Pour autant, pas question de parler de musée à ciel ouvert, assure Cécile Clocheret. Et de citer, par exemple, « la fabrication du hanji, le papier traditionnel. Je montre comment il est utilisé pour faire de l’art moderne. » Et la K-pop qui fait des ravages auprès des jeunes et des ados du monde entier n’empêche pas non plus la musique traditionnelle de conserver son identité.Pour le plaisir, on vous conseille aussi la séquence consacrée aux surfeurs de Pusan, une plage sans vagues, comme dans le film Brice de Nice avec Jean Dujardin.Idem avec la Fête de la boue à Boryeong sur « fond de musique à plein pot (concerts, DJ, événements musicaux…). D’immenses structures gonflables offrent une multitude d’expériences : toboggans de boue, football sur de la boue, lutte dans la boue, etc. ! » Qui a dit décadence ?
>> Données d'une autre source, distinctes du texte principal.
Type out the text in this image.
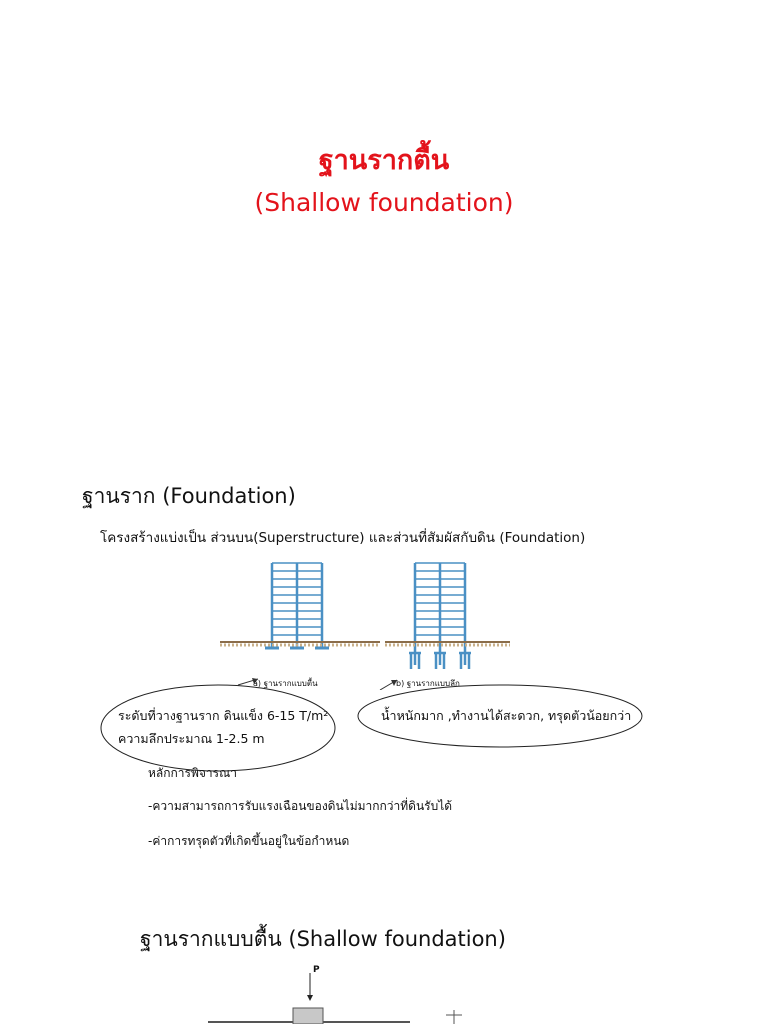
ฐานรากตื้น
(Shallow foundation)
ฐานราก (Foundation)
โครงสร้างแบ่งเป็น ส่วนบน(Superstructure) และส่วนที่สัมผัสกับดิน (Foundation)
a) ฐานรากแบบตื้น	b) ฐานรากแบบลึก
ระดับที่วางฐานราก ดินแข็ง 6-15 T/m²
ความลึกประมาณ 1-2.5 m
น้ำหนักมาก ,ทำงานได้สะดวก, ทรุดตัวน้อยกว่า
หลักการพิจารณา
-ความสามารถการรับแรงเฉือนของดินไม่มากกว่าที่ดินรับได้
-ค่าการทรุดตัวที่เกิดขึ้นอยู่ในข้อกำหนด
ฐานรากแบบตื้น (Shallow foundation)
P
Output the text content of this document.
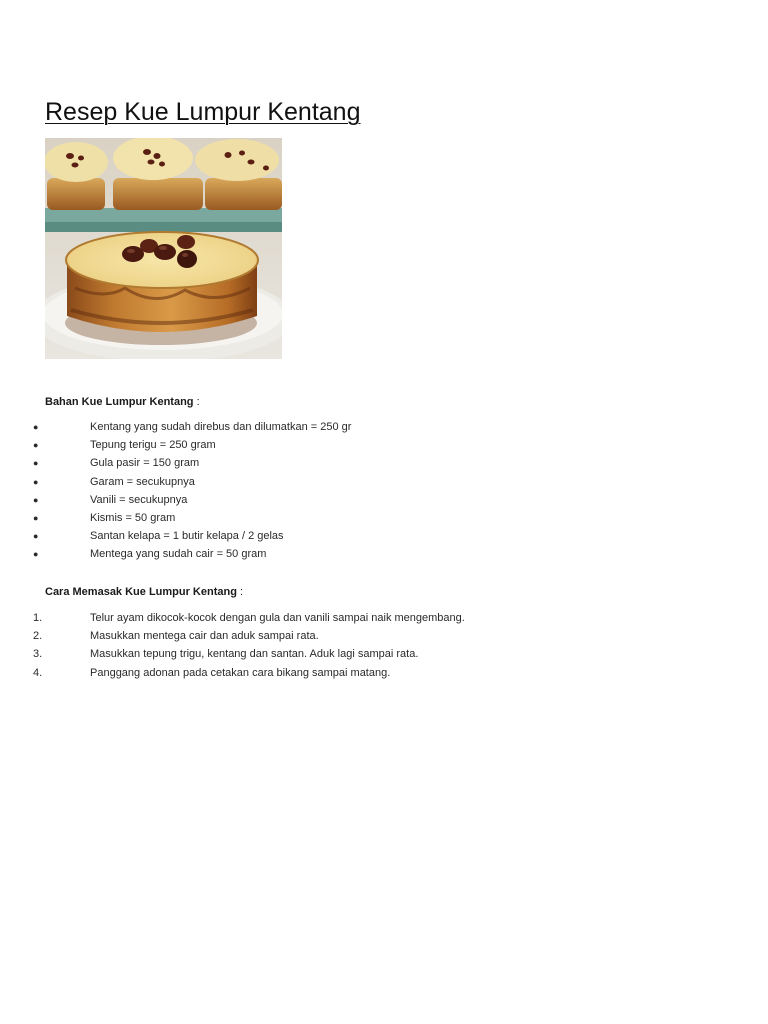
Resep Kue Lumpur Kentang
Bahan Kue Lumpur Kentang :
●	Kentang yang sudah direbus dan dilumatkan = 250 gr
●	Tepung terigu = 250 gram
●	Gula pasir = 150 gram
●	Garam = secukupnya
●	Vanili = secukupnya
●	Kismis = 50 gram
●	Santan kelapa = 1 butir kelapa / 2 gelas
●	Mentega yang sudah cair = 50 gram
Cara Memasak Kue Lumpur Kentang :
1.	Telur ayam dikocok-kocok dengan gula dan vanili sampai naik mengembang.
2.	Masukkan mentega cair dan aduk sampai rata.
3.	Masukkan tepung trigu, kentang dan santan. Aduk lagi sampai rata.
4.	Panggang adonan pada cetakan cara bikang sampai matang.
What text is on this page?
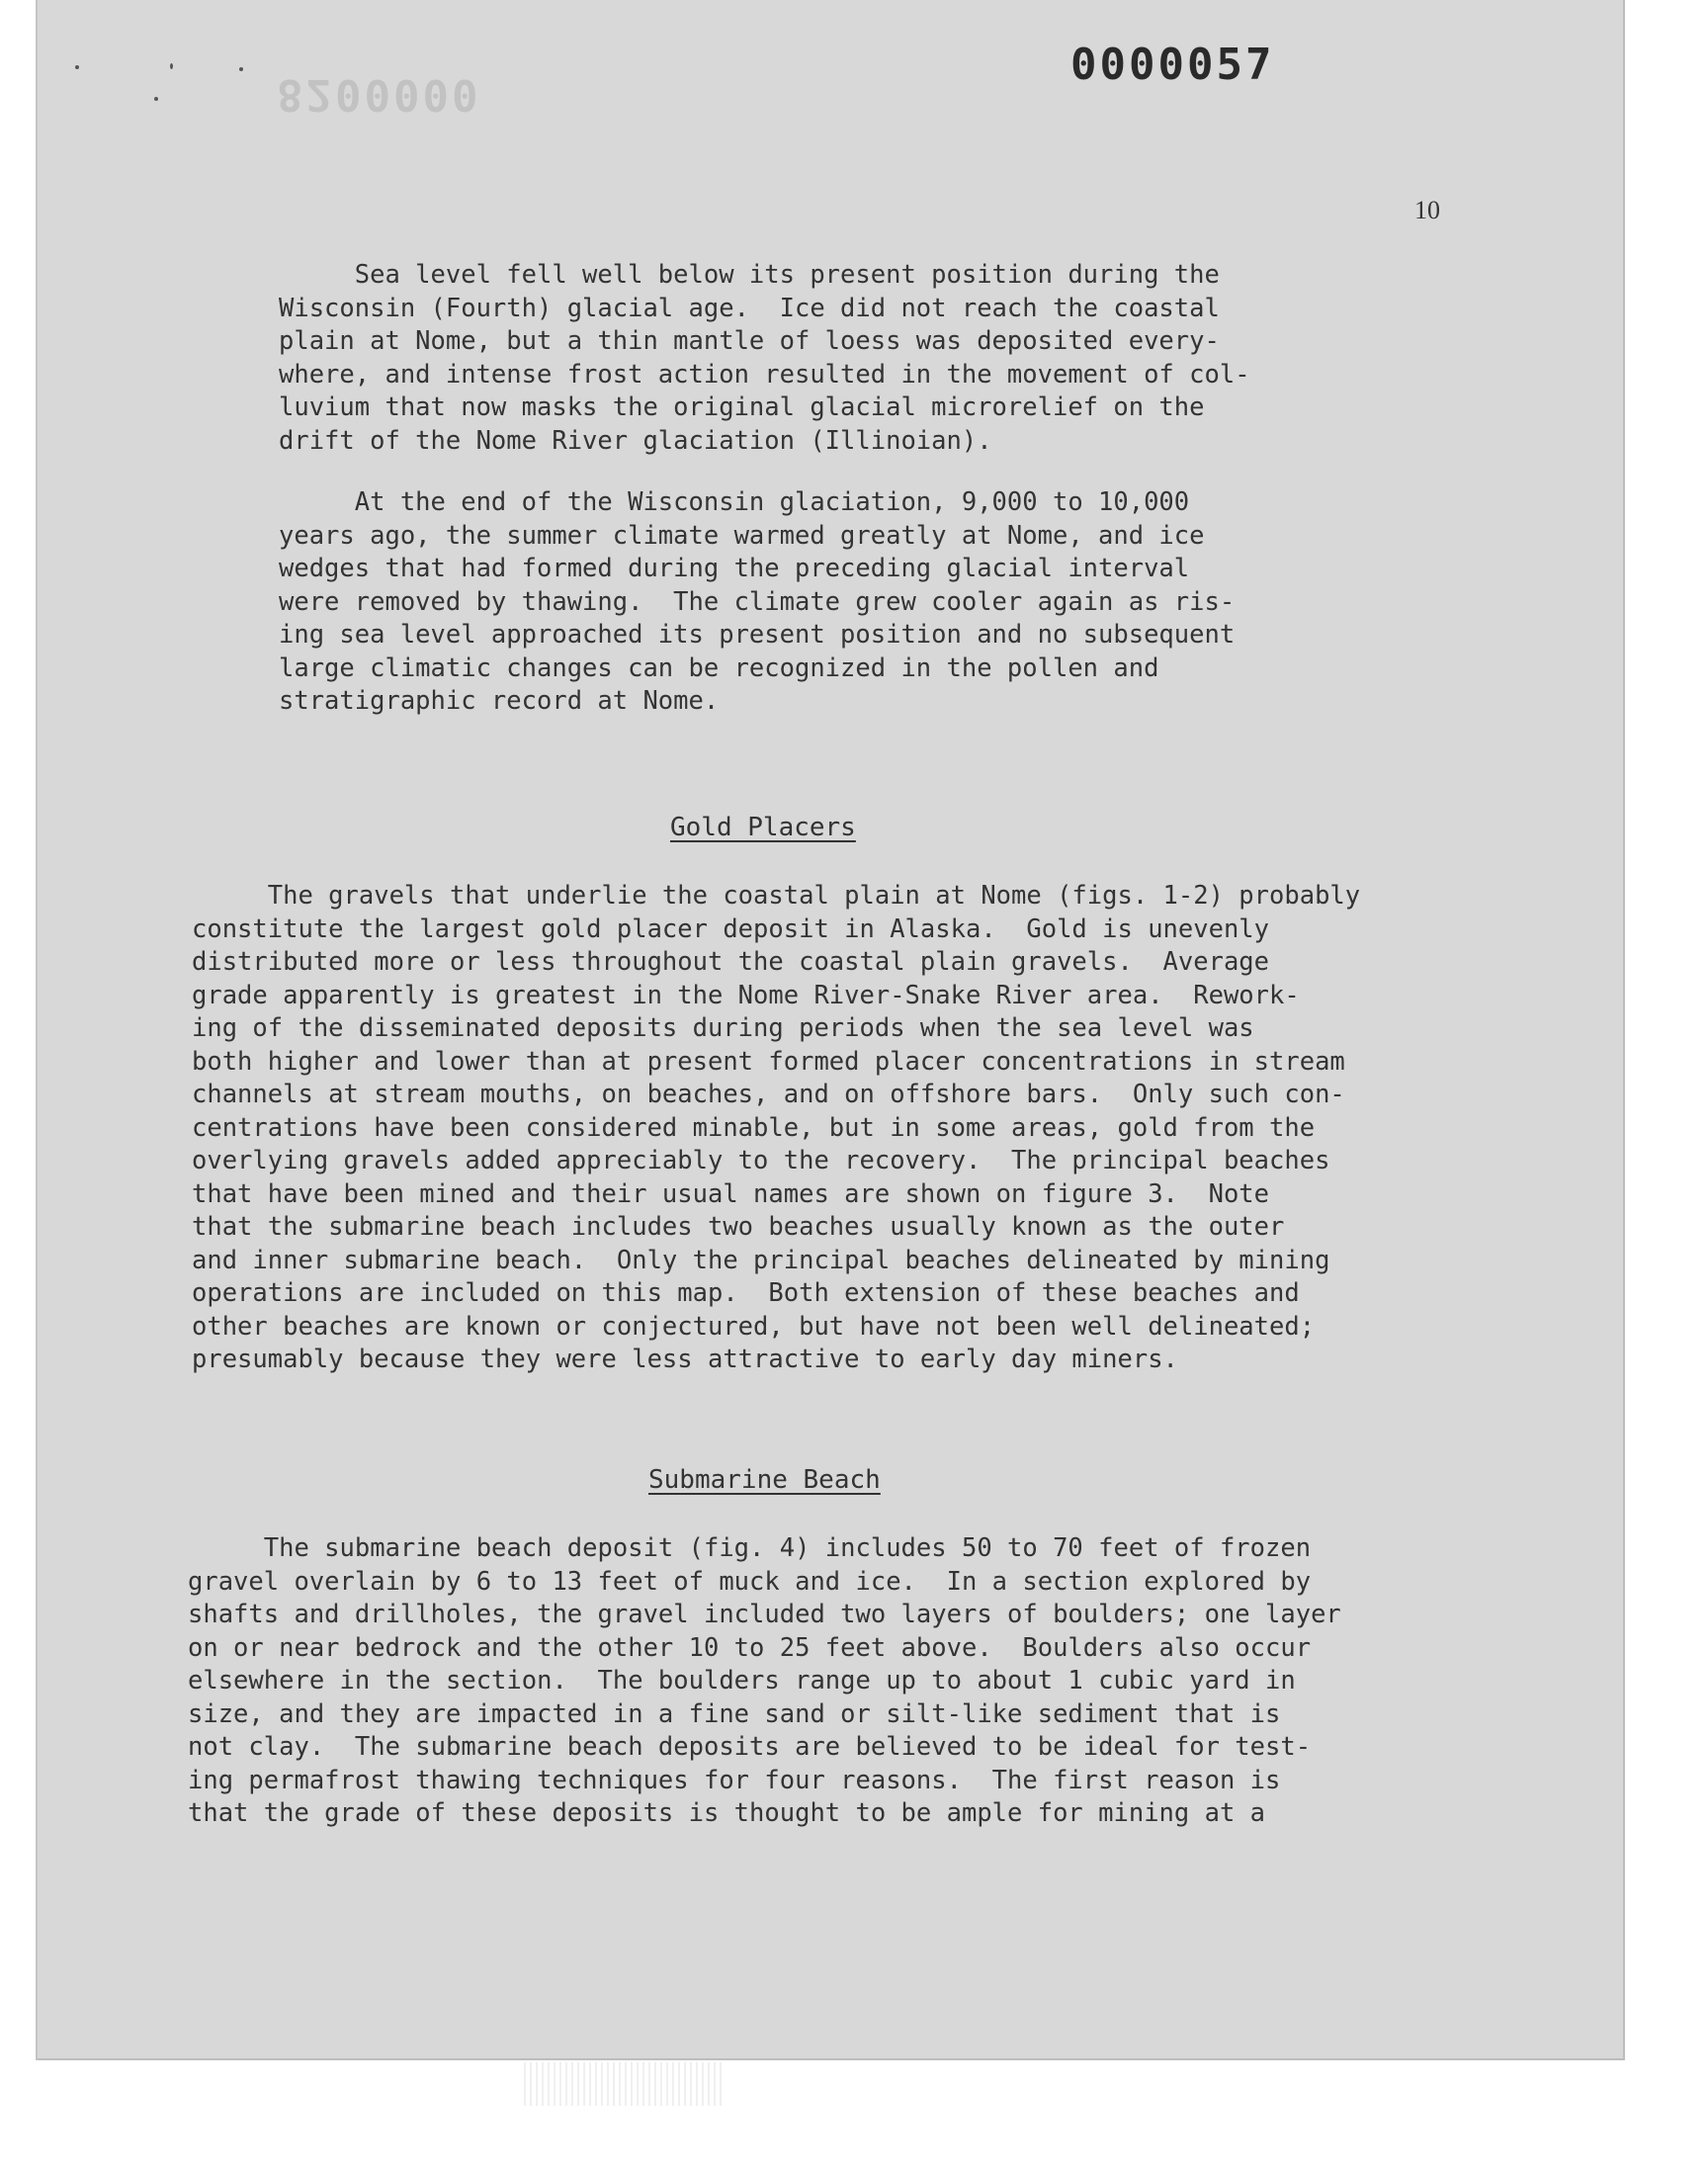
8200000
0000057
10
Sea level fell well below its present position during the
Wisconsin (Fourth) glacial age.  Ice did not reach the coastal
plain at Nome, but a thin mantle of loess was deposited every-
where, and intense frost action resulted in the movement of col-
luvium that now masks the original glacial microrelief on the
drift of the Nome River glaciation (Illinoian).
At the end of the Wisconsin glaciation, 9,000 to 10,000
years ago, the summer climate warmed greatly at Nome, and ice
wedges that had formed during the preceding glacial interval
were removed by thawing.  The climate grew cooler again as ris-
ing sea level approached its present position and no subsequent
large climatic changes can be recognized in the pollen and
stratigraphic record at Nome.
Gold Placers
The gravels that underlie the coastal plain at Nome (figs. 1-2) probably
constitute the largest gold placer deposit in Alaska.  Gold is unevenly
distributed more or less throughout the coastal plain gravels.  Average
grade apparently is greatest in the Nome River-Snake River area.  Rework-
ing of the disseminated deposits during periods when the sea level was
both higher and lower than at present formed placer concentrations in stream
channels at stream mouths, on beaches, and on offshore bars.  Only such con-
centrations have been considered minable, but in some areas, gold from the
overlying gravels added appreciably to the recovery.  The principal beaches
that have been mined and their usual names are shown on figure 3.  Note
that the submarine beach includes two beaches usually known as the outer
and inner submarine beach.  Only the principal beaches delineated by mining
operations are included on this map.  Both extension of these beaches and
other beaches are known or conjectured, but have not been well delineated;
presumably because they were less attractive to early day miners.
Submarine Beach
The submarine beach deposit (fig. 4) includes 50 to 70 feet of frozen
gravel overlain by 6 to 13 feet of muck and ice.  In a section explored by
shafts and drillholes, the gravel included two layers of boulders; one layer
on or near bedrock and the other 10 to 25 feet above.  Boulders also occur
elsewhere in the section.  The boulders range up to about 1 cubic yard in
size, and they are impacted in a fine sand or silt-like sediment that is
not clay.  The submarine beach deposits are believed to be ideal for test-
ing permafrost thawing techniques for four reasons.  The first reason is
that the grade of these deposits is thought to be ample for mining at a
On ne pourrait conclure sans évoquer la gastronomie coréenne qui a traversé les frontières, hormis un plat traditionnel comme le chien. « C’est encore possible d’en manger, admet la réalisatrice. Mais les Coréens supportent de moins en moins l’idée de déguster ceux qui leur tiennent désormais compagnie. » 

 

J.-M.R.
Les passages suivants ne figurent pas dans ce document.